Genres: Comedy      Crime Coming of Age

Teen

African American      

Perfect Score

Reviewed by Cathy Edsey Collins
for Reel Movie Critic

ê ½

Cast

Scarlett Johansson Francesca
Erika Christensen Anna
Chris Evans Kyle
Darius Miles Desmond
Directed by Brian Robbins. A teen drama. Rated PG-13(for language, sexual content and drug references). Paramount Pictures. Running time: approx. 90 minutes.

Imperfect

The idea probably looked good on paper. Six high school upperclassmen pressured by college placement offices to excel on the SAT, conspire to steal the answers in order to insure acceptance to the college of their choice.

Unfortunately, like a student who freezes during a standardized test, "Perfect Score" seems petrified in most scenes, lacking any momentum and fizzling out at its conclusion.

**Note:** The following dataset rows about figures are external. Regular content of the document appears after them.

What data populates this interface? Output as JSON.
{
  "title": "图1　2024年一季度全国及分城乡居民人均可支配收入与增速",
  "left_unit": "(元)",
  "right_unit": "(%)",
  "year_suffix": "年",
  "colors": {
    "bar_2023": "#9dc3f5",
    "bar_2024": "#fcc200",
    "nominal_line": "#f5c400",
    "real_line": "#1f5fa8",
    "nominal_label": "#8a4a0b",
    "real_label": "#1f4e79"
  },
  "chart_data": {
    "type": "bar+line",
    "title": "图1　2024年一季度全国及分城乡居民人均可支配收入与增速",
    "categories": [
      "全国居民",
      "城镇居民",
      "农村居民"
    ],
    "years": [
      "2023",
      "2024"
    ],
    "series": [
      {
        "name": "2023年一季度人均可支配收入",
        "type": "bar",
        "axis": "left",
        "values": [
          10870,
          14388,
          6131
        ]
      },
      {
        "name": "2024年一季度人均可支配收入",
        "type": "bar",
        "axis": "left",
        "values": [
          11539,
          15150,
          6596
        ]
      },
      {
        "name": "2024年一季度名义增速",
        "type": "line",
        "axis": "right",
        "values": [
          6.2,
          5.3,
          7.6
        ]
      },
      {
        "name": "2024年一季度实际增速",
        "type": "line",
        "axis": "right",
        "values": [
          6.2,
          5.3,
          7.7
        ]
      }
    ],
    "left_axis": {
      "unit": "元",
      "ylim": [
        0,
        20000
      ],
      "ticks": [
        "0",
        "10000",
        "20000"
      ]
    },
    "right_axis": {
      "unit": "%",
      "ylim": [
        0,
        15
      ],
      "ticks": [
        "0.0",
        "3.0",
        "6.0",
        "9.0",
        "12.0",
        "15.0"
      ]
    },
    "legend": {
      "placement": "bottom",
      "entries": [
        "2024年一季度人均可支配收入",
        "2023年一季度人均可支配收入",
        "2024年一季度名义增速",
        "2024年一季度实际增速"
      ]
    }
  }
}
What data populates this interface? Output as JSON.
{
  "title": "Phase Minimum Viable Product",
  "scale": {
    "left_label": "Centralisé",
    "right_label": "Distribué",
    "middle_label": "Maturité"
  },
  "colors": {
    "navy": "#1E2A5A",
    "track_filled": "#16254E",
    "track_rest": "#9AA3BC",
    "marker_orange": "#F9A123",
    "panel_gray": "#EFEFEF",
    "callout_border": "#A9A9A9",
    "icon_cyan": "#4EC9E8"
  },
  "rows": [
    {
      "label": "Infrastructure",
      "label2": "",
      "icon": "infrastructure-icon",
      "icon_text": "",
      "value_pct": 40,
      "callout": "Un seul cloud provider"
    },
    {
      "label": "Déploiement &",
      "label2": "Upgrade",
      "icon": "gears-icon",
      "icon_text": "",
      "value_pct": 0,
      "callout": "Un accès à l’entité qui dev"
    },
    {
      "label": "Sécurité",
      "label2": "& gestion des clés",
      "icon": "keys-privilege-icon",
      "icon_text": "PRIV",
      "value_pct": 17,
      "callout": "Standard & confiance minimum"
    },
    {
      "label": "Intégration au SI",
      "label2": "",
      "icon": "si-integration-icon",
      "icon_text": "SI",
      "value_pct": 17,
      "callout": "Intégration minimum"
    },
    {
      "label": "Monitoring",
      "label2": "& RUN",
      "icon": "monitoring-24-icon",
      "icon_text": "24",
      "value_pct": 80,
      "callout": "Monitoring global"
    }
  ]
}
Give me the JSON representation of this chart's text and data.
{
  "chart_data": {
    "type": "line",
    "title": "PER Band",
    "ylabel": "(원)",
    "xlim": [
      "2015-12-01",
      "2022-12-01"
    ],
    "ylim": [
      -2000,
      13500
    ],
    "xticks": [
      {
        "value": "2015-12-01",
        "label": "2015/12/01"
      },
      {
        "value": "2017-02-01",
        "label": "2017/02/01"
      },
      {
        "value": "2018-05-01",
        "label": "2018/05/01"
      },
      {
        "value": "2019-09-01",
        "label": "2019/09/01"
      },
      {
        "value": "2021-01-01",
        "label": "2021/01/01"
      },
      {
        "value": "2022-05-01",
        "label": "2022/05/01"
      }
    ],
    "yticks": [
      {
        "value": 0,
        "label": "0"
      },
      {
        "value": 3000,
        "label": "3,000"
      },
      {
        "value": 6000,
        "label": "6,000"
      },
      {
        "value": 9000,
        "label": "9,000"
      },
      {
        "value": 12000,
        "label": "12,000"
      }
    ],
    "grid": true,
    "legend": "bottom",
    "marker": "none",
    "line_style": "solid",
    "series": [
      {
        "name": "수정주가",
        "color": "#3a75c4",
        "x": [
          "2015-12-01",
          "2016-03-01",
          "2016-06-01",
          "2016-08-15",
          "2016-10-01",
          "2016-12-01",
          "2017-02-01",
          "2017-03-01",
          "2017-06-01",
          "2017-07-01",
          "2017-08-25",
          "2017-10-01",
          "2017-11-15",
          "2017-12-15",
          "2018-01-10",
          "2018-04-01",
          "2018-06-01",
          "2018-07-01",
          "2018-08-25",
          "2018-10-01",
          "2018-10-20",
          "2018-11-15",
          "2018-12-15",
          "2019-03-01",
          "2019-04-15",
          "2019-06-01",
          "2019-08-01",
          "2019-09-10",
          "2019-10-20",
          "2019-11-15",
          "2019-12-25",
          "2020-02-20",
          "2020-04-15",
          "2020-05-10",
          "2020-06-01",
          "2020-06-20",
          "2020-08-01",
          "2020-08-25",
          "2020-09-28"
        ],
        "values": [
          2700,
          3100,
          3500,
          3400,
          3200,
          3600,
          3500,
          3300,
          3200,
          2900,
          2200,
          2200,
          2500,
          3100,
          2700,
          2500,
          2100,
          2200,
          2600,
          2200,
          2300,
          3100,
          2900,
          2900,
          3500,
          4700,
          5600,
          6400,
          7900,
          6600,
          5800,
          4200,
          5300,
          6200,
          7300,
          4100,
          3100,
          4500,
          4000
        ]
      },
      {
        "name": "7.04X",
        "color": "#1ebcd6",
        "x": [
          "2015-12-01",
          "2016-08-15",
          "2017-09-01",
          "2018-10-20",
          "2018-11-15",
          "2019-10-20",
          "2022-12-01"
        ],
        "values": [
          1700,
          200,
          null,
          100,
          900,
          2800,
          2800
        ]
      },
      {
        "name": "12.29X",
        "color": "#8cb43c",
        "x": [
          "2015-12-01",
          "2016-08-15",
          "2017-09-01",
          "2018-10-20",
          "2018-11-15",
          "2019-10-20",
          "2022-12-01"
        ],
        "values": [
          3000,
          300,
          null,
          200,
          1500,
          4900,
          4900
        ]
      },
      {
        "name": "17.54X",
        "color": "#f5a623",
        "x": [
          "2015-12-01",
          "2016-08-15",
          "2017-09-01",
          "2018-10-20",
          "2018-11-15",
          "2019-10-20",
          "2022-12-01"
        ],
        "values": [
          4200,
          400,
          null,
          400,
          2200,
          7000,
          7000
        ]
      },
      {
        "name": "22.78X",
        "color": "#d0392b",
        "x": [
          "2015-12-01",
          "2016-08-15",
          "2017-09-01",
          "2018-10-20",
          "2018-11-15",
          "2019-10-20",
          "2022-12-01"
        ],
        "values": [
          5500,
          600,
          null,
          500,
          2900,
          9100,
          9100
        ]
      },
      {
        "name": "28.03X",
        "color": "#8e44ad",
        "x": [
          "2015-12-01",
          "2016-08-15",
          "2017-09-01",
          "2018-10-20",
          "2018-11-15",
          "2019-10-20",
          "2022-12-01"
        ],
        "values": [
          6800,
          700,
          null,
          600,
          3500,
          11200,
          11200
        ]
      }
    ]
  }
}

The film’s supposed buzzline, —"The SAT is not about who you are but what you’ll be, "— makes about as much sense as this muddled plot. The key vocabulary words of nervous college-bound seniors ring true—"fall back schools," "safety schools," "GPA" and the SAT magic number 1600—but the characterizations of this diverse group scream false.

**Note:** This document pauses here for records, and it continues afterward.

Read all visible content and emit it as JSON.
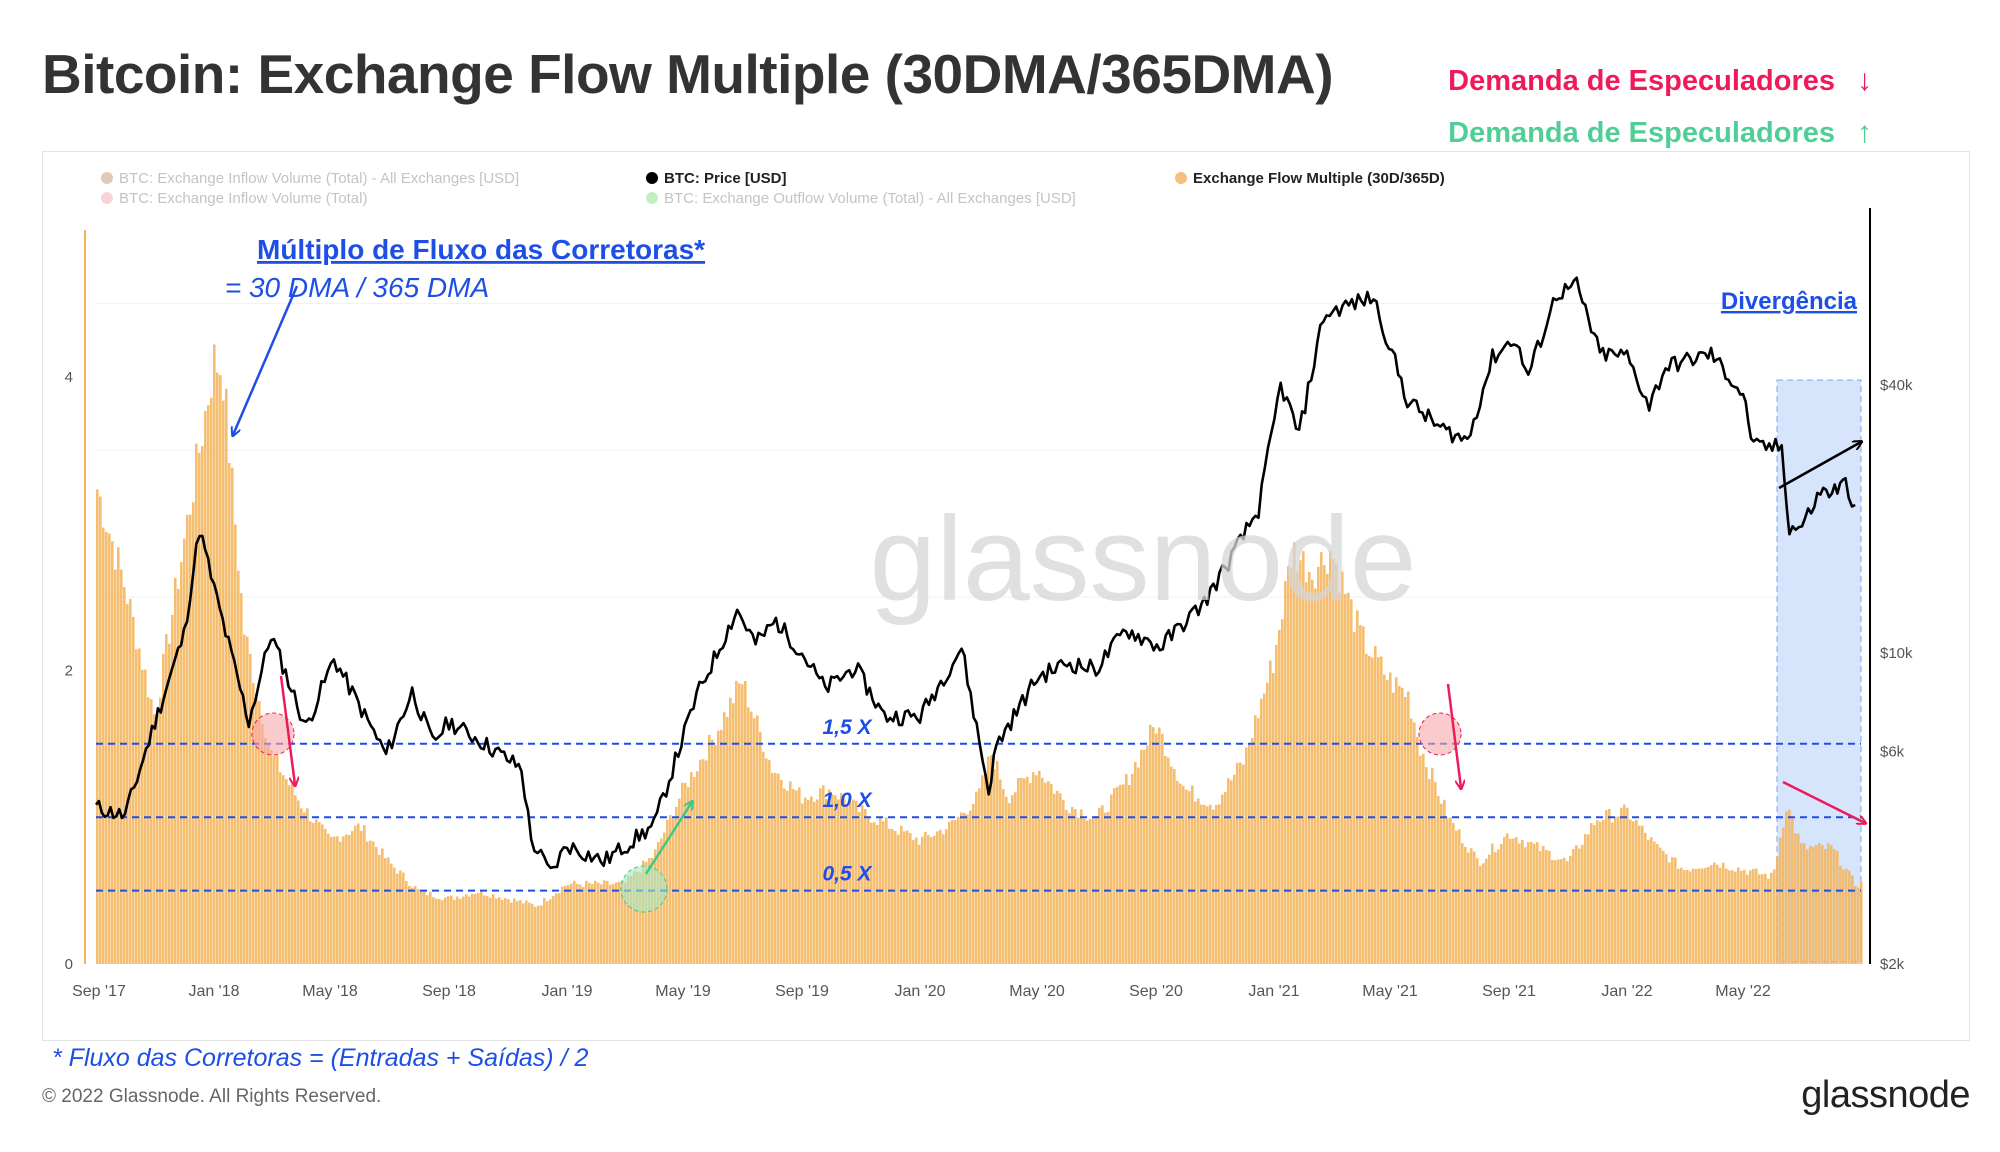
{
  "header": {
    "title": "Bitcoin: Exchange Flow Multiple (30DMA/365DMA)",
    "demand_down": "Demanda de Especuladores",
    "demand_down_arrow": "↓",
    "demand_up": "Demanda de Especuladores",
    "demand_up_arrow": "↑"
  },
  "legend": [
    {
      "label": "BTC: Exchange Inflow Volume (Total) - All Exchanges [USD]",
      "color": "#c9a07e",
      "faded": true
    },
    {
      "label": "BTC: Exchange Inflow Volume (Total)",
      "color": "#f2b3b3",
      "faded": true
    },
    {
      "label": "BTC: Price [USD]",
      "color": "#000000",
      "faded": false
    },
    {
      "label": "BTC: Exchange Outflow Volume (Total) - All Exchanges [USD]",
      "color": "#8ee68e",
      "faded": true
    },
    {
      "label": "Exchange Flow Multiple (30D/365D)",
      "color": "#f4c17c",
      "faded": false
    }
  ],
  "annotations": {
    "formula_title": "Múltiplo de Fluxo das Corretoras*",
    "formula_body": "= 30 DMA / 365 DMA",
    "divergence": "Divergência",
    "level_15": "1,5 X",
    "level_10": "1,0 X",
    "level_05": "0,5 X"
  },
  "footer": {
    "footnote": "* Fluxo das Corretoras = (Entradas + Saídas) / 2",
    "copyright": "© 2022 Glassnode. All Rights Reserved.",
    "brand": "glassnode"
  },
  "colors": {
    "bars": "#f4b45c",
    "price": "#000000",
    "annotation_blue": "#1d4fe6",
    "red": "#ee1b5a",
    "green": "#3cc98a",
    "highlight": "#cfe0fb"
  },
  "chart_data": {
    "type": "bar",
    "x_ticks": [
      "Sep '17",
      "Jan '18",
      "May '18",
      "Sep '18",
      "Jan '19",
      "May '19",
      "Sep '19",
      "Jan '20",
      "May '20",
      "Sep '20",
      "Jan '21",
      "May '21",
      "Sep '21",
      "Jan '22",
      "May '22"
    ],
    "y_left_ticks": [
      "0",
      "2",
      "4"
    ],
    "y_left_range": [
      0,
      5.15
    ],
    "y_right_ticks": [
      "$2k",
      "$6k",
      "$10k",
      "$40k"
    ],
    "y_right_scale": "log",
    "y_right_range": [
      2000,
      100000
    ],
    "reference_lines": [
      1.5,
      1.0,
      0.5
    ],
    "series": [
      {
        "name": "Exchange Flow Multiple (30D/365D)",
        "kind": "bars",
        "x": [
          "2017-09-01",
          "2017-10-01",
          "2017-11-01",
          "2017-12-01",
          "2018-01-01",
          "2018-01-10",
          "2018-02-01",
          "2018-03-01",
          "2018-04-01",
          "2018-05-01",
          "2018-06-01",
          "2018-07-01",
          "2018-08-01",
          "2018-09-01",
          "2018-10-01",
          "2018-11-01",
          "2018-12-01",
          "2019-01-01",
          "2019-02-01",
          "2019-03-01",
          "2019-04-01",
          "2019-05-01",
          "2019-06-01",
          "2019-07-01",
          "2019-08-01",
          "2019-09-01",
          "2019-10-01",
          "2019-11-01",
          "2019-12-01",
          "2020-01-01",
          "2020-02-01",
          "2020-03-01",
          "2020-03-15",
          "2020-04-01",
          "2020-05-01",
          "2020-06-01",
          "2020-07-01",
          "2020-08-01",
          "2020-09-01",
          "2020-10-01",
          "2020-11-01",
          "2020-12-01",
          "2021-01-01",
          "2021-01-20",
          "2021-02-10",
          "2021-03-01",
          "2021-04-01",
          "2021-05-01",
          "2021-05-20",
          "2021-06-01",
          "2021-07-01",
          "2021-08-01",
          "2021-09-01",
          "2021-10-01",
          "2021-11-01",
          "2021-12-01",
          "2022-01-01",
          "2022-02-01",
          "2022-03-01",
          "2022-04-01",
          "2022-05-01",
          "2022-06-01",
          "2022-06-15",
          "2022-07-01",
          "2022-08-01",
          "2022-08-25"
        ],
        "values": [
          3.3,
          2.6,
          1.7,
          2.9,
          4.15,
          4.1,
          2.3,
          1.45,
          1.1,
          0.85,
          0.95,
          0.7,
          0.5,
          0.45,
          0.5,
          0.45,
          0.4,
          0.55,
          0.55,
          0.55,
          0.75,
          1.2,
          1.55,
          1.95,
          1.35,
          1.15,
          1.2,
          1.05,
          0.95,
          0.85,
          0.95,
          1.15,
          1.45,
          1.15,
          1.35,
          1.1,
          1.0,
          1.25,
          1.65,
          1.2,
          1.1,
          1.4,
          2.1,
          2.85,
          2.7,
          2.85,
          2.25,
          1.95,
          1.85,
          1.5,
          1.0,
          0.7,
          0.9,
          0.8,
          0.7,
          1.0,
          1.05,
          0.8,
          0.65,
          0.7,
          0.65,
          0.6,
          1.1,
          0.8,
          0.8,
          0.55
        ]
      },
      {
        "name": "BTC: Price [USD]",
        "kind": "line",
        "x": [
          "2017-09-01",
          "2017-10-01",
          "2017-11-01",
          "2017-12-01",
          "2017-12-17",
          "2018-01-01",
          "2018-02-06",
          "2018-03-01",
          "2018-04-06",
          "2018-05-05",
          "2018-06-28",
          "2018-07-25",
          "2018-08-15",
          "2018-09-01",
          "2018-10-01",
          "2018-11-15",
          "2018-11-25",
          "2018-12-15",
          "2019-01-01",
          "2019-02-08",
          "2019-04-01",
          "2019-05-15",
          "2019-06-26",
          "2019-07-15",
          "2019-08-05",
          "2019-09-01",
          "2019-09-25",
          "2019-10-26",
          "2019-11-25",
          "2020-01-01",
          "2020-02-13",
          "2020-03-12",
          "2020-03-20",
          "2020-05-01",
          "2020-06-01",
          "2020-07-01",
          "2020-08-01",
          "2020-09-05",
          "2020-10-21",
          "2020-11-15",
          "2020-12-16",
          "2021-01-08",
          "2021-01-27",
          "2021-02-21",
          "2021-03-13",
          "2021-04-14",
          "2021-05-19",
          "2021-06-22",
          "2021-07-20",
          "2021-08-15",
          "2021-09-06",
          "2021-09-21",
          "2021-10-20",
          "2021-11-10",
          "2021-12-04",
          "2022-01-01",
          "2022-01-24",
          "2022-02-10",
          "2022-03-29",
          "2022-05-01",
          "2022-05-12",
          "2022-06-10",
          "2022-06-18",
          "2022-07-01",
          "2022-07-20",
          "2022-08-01",
          "2022-08-15",
          "2022-08-25"
        ],
        "values": [
          4500,
          4300,
          7000,
          11000,
          19000,
          14000,
          7000,
          11000,
          6800,
          9700,
          5900,
          8200,
          6300,
          7000,
          6400,
          5500,
          3800,
          3200,
          3700,
          3400,
          4100,
          8000,
          12500,
          10500,
          11800,
          10000,
          8300,
          9300,
          7200,
          7200,
          10300,
          4900,
          6200,
          8800,
          9500,
          9200,
          11300,
          10300,
          13000,
          16000,
          21000,
          40000,
          31000,
          57000,
          60000,
          63000,
          37000,
          32000,
          30000,
          46000,
          51000,
          42000,
          64000,
          67000,
          47000,
          46500,
          36000,
          44000,
          47000,
          38000,
          29000,
          29000,
          19000,
          19300,
          23000,
          23000,
          24000,
          21500
        ]
      }
    ]
  }
}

Talented actresses Scarlett Johansson—who is in danger of overexposure with her third film in a year ("Lost in Translation," "The Girl With the Pearl Earring")—and Erika Christensen, who was electric in "Traffic," are totally wasted in this lamebrain project. Johnasson is the worldly "bad girl" with an absentee father who enjoys a multitude of young bed partners. Christensen is the pride of her over-achieving parents, who live vicariously through their daughter’s entrance to prestigious Brown University.

This predictable cross-section of American youth is rounded out by a well-scrubbed architect wanna-be with his sights on Cornell University, a dumb basketball jock intent on playing college hoops, a lovesick goof who wants in where his girlfriend is a co-ed, and a maniacal bottom feeder who is ranked last in the class.

Darius Miles, former NBA player for the L.A. Clippers, plays Desmond, the sub-par student who wants to play basketball at St. John’s University (a fact that somewhat parallels Miles’ life). Casting this young man is a grave mistake, his leaden, stilted performance further miring this already stagnant story in inertia.

What should have resembled a heist flick becomes silly, with its frequent heart-to-heart conversations between characters, just when they should be nervous about getting caught and the film’s tension level should rise. Instead, the story comes to a screeching, grinding halt as these teens get all touchy-feely.

The inclusion of "Scooby-Doo" veteran Matthew Lillard as Kyle’s older brother is laughable. Introduced as a wacko who doesn’t appear employed and whiles away the hours playing the guitar atop the washing machine, his transformation into the all-knowing brother who lends sound advice is not only inconsistent but also totally unbelievable.

The cast—with the exception of the amateurish Darius Miles—has potential. Too bad the script scored way below the national average.